We headed up the alley and turned on the major street toward the town of Senzuru, following some distance behind Mr Hiroki.

In a few seconds we were strolling among the buildings of the town, and then Kuniko took my arm and grabbed me down a side street.

At the end of a pebble walkway between two houses, we came to a window covered with paper meshes that shone with the light inside. Kuniko put her eye to a gap torn just at eye degree in one of the walls.

While she peeked in, I heard the sounds of chuckling and talking, and somebody singing to the supplement of a shamisen. At length, she paced aside so I could put my eye to the gap.

Half the cabin inside was obstructed from my perception by a folding partition, but I could see Mr Hiroko seated on the mats with a committee of three or four men.

An aged man beside him was explaining a story about clutching a ladder for a young woman and peeking up her robe; everyone was giggling except Mr Hiroki, who glared straight ahead toward the part of the cabin obstructed from my view.

An aged woman in kimono appeared with a tumbler for him, which he clasped while she gushed beer. Mr Hiroki knocked me as an island in the centre of the sea, because although everyone else was relishing the story—even the aged woman gushing the beer—Mr. Hiroki just went on staring at the other end of the table.

I took my eye out the hole to ask Kuniko what kind of place this was.

"It is a teahouse," she told me.

" Where Geigi entertain. My father comes here virtually every night. I don't know why he loves it so much. The women gush drinks, and the men tell stories—except when they sing songs. Everyone ends up drunk."

I put my eye back to the gap in time to detect a shape crossing the wall, and then a woman came into view.

Her hair was adorned with the dangling green blossom of a willow, and she wore a fluffy pink kimono with white flowers like cutouts all over it.

The vast obi wrapped around her inner was orange and yellow. I had never seen such luxurious clothing. None of the women in Yoroido held anything more elegant than a cotton robe, or perhaps linen, with a modest diagram in indigo.

But unlike her apparel, the woman herself was not beautiful at all. Her teeth bulged so badly that her lips did not quite enclose them, and the narrowness of her head made me wonder if she had been squeezed between two panels as a baby.

You may guess am cruel to define her so harshly; but it whacked me as unusual that even though no one could have named her a refinement, Mr Hiroki's gazes were fixed on her like a rag on a bolt.

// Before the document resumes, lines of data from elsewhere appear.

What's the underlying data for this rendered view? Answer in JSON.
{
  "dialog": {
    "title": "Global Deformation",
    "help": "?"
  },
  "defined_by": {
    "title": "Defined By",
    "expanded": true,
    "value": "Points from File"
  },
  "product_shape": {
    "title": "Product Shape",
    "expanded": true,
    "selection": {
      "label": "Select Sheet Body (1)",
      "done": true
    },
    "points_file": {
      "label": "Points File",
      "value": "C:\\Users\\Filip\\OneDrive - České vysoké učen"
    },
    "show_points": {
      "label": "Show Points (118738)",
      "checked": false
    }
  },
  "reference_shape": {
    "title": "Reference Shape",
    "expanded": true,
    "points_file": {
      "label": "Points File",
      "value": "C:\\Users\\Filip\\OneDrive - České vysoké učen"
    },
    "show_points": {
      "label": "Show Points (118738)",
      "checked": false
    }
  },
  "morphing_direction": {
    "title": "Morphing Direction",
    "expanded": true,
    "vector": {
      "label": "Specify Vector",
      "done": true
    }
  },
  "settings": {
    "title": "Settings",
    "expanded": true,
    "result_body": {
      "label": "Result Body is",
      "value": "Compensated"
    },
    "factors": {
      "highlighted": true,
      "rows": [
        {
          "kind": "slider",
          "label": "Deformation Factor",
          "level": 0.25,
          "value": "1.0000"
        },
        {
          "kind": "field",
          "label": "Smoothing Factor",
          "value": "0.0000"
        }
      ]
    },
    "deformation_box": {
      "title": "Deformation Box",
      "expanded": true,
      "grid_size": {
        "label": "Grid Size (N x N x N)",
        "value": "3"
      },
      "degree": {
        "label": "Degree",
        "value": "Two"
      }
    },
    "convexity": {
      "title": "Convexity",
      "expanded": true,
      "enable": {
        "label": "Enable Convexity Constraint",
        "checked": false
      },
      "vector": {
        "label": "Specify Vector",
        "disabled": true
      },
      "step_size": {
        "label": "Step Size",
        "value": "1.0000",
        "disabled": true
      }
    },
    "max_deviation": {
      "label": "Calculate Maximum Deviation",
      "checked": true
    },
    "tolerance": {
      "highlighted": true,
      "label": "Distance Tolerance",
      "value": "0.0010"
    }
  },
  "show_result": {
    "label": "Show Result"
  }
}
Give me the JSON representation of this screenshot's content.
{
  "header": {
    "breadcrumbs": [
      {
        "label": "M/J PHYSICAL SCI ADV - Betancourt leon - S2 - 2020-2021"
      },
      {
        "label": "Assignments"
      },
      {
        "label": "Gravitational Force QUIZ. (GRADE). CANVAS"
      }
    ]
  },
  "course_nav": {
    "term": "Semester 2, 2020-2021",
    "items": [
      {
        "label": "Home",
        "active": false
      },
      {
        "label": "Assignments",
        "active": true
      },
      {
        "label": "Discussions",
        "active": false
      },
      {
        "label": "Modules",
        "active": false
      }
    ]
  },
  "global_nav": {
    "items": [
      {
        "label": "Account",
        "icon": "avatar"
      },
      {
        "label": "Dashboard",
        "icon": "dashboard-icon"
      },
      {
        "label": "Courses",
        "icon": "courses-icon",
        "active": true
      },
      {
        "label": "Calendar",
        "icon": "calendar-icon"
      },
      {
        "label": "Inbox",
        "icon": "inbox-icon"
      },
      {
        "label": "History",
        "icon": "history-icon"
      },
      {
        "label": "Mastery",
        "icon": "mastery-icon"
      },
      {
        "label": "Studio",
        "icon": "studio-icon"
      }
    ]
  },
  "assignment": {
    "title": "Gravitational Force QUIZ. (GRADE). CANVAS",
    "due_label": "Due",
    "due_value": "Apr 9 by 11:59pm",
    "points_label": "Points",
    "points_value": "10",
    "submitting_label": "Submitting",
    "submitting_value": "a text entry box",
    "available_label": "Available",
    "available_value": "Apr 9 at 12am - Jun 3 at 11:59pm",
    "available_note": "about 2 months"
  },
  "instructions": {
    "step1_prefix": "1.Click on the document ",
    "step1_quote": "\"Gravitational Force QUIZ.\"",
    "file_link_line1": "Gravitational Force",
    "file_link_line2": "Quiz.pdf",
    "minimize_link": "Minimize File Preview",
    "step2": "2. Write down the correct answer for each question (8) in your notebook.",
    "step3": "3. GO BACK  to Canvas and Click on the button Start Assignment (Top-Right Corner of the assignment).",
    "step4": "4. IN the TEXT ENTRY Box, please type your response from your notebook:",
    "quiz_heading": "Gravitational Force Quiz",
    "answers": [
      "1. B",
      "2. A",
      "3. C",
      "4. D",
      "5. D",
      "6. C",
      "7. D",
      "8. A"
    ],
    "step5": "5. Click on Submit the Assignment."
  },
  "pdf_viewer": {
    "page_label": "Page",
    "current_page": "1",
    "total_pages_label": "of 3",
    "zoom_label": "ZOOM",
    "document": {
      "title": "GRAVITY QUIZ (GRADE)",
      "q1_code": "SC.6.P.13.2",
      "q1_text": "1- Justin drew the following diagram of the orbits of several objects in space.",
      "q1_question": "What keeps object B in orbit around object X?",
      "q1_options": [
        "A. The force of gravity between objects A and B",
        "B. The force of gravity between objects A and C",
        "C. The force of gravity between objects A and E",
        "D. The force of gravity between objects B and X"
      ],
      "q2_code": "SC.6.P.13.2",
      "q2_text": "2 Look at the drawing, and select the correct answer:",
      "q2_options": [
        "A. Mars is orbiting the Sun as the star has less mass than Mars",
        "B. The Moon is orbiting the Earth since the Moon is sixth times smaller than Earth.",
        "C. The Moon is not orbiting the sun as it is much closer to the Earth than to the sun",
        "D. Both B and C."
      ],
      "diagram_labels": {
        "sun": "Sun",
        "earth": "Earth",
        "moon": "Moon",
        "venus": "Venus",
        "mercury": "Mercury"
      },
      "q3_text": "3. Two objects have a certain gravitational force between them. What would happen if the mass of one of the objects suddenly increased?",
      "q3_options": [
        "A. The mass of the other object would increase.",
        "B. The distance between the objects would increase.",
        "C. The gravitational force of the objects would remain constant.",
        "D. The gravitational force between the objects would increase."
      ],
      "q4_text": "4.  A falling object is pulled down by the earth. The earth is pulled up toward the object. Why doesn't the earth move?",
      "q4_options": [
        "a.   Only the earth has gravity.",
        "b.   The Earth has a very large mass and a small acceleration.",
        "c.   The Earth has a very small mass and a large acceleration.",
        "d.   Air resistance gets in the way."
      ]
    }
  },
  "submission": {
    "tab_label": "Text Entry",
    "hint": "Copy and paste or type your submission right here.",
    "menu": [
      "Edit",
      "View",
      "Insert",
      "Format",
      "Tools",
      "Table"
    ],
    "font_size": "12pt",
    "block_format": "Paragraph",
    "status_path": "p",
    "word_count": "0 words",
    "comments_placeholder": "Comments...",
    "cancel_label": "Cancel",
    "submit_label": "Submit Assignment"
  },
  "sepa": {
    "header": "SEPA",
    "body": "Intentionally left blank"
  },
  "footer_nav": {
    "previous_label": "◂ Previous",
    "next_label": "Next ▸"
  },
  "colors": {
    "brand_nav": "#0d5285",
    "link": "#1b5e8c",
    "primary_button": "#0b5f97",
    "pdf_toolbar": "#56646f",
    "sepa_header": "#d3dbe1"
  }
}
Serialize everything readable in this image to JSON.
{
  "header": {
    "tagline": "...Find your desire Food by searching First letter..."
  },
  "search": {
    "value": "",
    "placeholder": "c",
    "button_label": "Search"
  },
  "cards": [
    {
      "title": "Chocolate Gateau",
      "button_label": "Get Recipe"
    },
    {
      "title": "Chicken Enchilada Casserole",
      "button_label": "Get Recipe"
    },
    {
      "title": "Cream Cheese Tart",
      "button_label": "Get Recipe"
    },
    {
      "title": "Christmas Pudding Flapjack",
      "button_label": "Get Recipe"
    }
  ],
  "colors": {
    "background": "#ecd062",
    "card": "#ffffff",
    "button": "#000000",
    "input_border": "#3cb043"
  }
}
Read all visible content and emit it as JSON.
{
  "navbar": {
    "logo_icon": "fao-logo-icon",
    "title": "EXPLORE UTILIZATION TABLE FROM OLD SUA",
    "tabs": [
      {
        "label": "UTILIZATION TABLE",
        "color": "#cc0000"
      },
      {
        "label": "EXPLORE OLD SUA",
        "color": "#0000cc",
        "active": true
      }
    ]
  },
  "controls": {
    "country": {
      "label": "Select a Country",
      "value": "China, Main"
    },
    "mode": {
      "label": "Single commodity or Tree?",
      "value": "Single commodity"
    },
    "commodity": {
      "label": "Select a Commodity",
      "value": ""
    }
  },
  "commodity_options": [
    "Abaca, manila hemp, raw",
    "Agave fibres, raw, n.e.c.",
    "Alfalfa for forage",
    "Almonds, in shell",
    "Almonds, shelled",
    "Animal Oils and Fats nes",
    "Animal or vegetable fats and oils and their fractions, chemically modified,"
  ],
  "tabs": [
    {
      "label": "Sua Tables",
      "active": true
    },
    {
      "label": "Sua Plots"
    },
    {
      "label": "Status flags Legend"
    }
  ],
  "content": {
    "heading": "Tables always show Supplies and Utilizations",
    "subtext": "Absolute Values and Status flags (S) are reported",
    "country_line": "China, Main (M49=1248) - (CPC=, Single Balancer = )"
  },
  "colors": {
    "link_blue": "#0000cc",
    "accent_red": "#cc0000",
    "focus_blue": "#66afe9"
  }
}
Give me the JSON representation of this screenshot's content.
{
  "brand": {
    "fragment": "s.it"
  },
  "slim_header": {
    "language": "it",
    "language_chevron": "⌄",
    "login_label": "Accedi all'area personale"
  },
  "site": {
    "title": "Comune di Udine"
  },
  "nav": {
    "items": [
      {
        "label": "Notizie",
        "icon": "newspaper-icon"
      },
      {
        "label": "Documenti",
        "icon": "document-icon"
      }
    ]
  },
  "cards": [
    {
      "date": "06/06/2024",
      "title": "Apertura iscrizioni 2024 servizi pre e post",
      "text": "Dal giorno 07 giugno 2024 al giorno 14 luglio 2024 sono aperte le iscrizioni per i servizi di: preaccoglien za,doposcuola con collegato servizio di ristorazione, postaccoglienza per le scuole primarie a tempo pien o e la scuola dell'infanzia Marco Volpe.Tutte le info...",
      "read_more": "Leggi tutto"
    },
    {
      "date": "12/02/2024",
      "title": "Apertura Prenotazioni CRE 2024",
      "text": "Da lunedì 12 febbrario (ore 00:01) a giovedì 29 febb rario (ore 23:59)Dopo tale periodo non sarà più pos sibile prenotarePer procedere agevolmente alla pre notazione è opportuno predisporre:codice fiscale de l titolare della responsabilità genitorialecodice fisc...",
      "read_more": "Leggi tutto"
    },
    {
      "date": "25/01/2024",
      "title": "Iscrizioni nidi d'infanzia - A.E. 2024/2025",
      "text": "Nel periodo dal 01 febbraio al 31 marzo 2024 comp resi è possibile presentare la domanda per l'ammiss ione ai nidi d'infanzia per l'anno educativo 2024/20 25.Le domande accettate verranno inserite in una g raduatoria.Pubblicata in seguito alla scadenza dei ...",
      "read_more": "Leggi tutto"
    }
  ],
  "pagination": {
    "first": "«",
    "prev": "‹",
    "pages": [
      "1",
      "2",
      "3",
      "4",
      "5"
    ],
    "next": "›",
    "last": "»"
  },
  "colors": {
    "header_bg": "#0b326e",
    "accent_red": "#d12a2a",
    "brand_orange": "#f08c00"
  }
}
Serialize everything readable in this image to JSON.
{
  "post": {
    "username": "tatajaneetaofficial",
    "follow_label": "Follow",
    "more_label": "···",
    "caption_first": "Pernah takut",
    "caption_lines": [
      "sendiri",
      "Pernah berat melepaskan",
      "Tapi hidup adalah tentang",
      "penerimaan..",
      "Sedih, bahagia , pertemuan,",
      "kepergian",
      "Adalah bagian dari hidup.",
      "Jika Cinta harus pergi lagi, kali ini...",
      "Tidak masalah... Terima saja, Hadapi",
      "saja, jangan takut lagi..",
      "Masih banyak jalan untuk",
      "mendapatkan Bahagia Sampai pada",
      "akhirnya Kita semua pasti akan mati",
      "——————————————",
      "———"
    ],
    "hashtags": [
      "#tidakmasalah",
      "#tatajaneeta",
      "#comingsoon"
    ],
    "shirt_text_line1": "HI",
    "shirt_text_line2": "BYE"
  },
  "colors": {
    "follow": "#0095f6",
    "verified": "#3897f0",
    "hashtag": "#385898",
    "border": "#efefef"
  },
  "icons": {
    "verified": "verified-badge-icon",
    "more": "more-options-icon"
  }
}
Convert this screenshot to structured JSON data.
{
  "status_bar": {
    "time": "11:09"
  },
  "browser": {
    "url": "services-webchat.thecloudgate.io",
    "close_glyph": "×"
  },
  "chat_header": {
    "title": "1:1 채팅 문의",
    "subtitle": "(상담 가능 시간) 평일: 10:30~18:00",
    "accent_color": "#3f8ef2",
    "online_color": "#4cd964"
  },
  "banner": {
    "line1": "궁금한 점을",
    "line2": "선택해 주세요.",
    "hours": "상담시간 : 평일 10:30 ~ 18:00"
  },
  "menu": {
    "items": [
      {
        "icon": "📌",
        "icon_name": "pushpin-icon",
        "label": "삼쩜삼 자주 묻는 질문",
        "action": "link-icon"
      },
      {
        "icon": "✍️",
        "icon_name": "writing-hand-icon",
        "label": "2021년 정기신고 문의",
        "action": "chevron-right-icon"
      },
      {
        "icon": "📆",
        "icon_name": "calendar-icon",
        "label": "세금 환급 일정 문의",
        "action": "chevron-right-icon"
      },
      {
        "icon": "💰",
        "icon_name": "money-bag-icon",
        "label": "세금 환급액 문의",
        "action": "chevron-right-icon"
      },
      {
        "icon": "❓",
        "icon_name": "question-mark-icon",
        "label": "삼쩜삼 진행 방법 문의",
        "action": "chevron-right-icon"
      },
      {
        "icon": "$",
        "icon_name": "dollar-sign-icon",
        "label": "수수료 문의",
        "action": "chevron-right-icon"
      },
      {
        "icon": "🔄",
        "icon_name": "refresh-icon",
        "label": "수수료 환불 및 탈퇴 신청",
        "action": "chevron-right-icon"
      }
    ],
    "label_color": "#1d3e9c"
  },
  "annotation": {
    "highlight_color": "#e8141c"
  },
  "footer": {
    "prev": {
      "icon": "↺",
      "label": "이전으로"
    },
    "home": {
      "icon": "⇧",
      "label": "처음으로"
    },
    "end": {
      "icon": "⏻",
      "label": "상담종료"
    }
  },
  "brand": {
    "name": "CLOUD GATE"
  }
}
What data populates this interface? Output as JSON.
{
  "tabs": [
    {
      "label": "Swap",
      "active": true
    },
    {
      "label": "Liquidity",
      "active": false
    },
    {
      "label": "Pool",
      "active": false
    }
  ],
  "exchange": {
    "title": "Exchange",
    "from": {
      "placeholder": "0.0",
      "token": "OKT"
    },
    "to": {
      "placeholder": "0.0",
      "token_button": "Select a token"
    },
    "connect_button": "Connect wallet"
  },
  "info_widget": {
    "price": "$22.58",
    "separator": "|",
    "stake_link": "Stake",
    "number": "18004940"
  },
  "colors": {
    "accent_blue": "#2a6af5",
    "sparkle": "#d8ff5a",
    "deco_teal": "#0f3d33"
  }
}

He went on staring at her while everyone else chuckled, and when she leaned beside him to gush a few more drops of beer into his glass, she perked up at him in a way that implied they knew each other very well.

Kuniko took another shift peeking through the gap, and then we went back to her cabin and sat together in the bath at the rim of the pine forest. The sky was outrageous with stars, except for the half obstructed by limbs above me. I could have sat much lengthy trying to comprehend all I had seen that day and the modifications defying me . . . but Kuniko had risen so sleepily in the heated water that the maids soon came to help us out.

Yukiko was wheezing already when Kuniko and I lay down on our futons beside her, with our bodies clasped together and our arms entangled.

A calm impression of happiness began to bulge inside me, and I mumbled to Kuniko, "Did you know I am going to come and live with you?"

I thought the message would surprise her into opening her eyes or maybe even sitting up.

But it did not wake her from her sleep. She let out a moan, and then a moment later her puff was warm and moist, with the noise of sleep in it.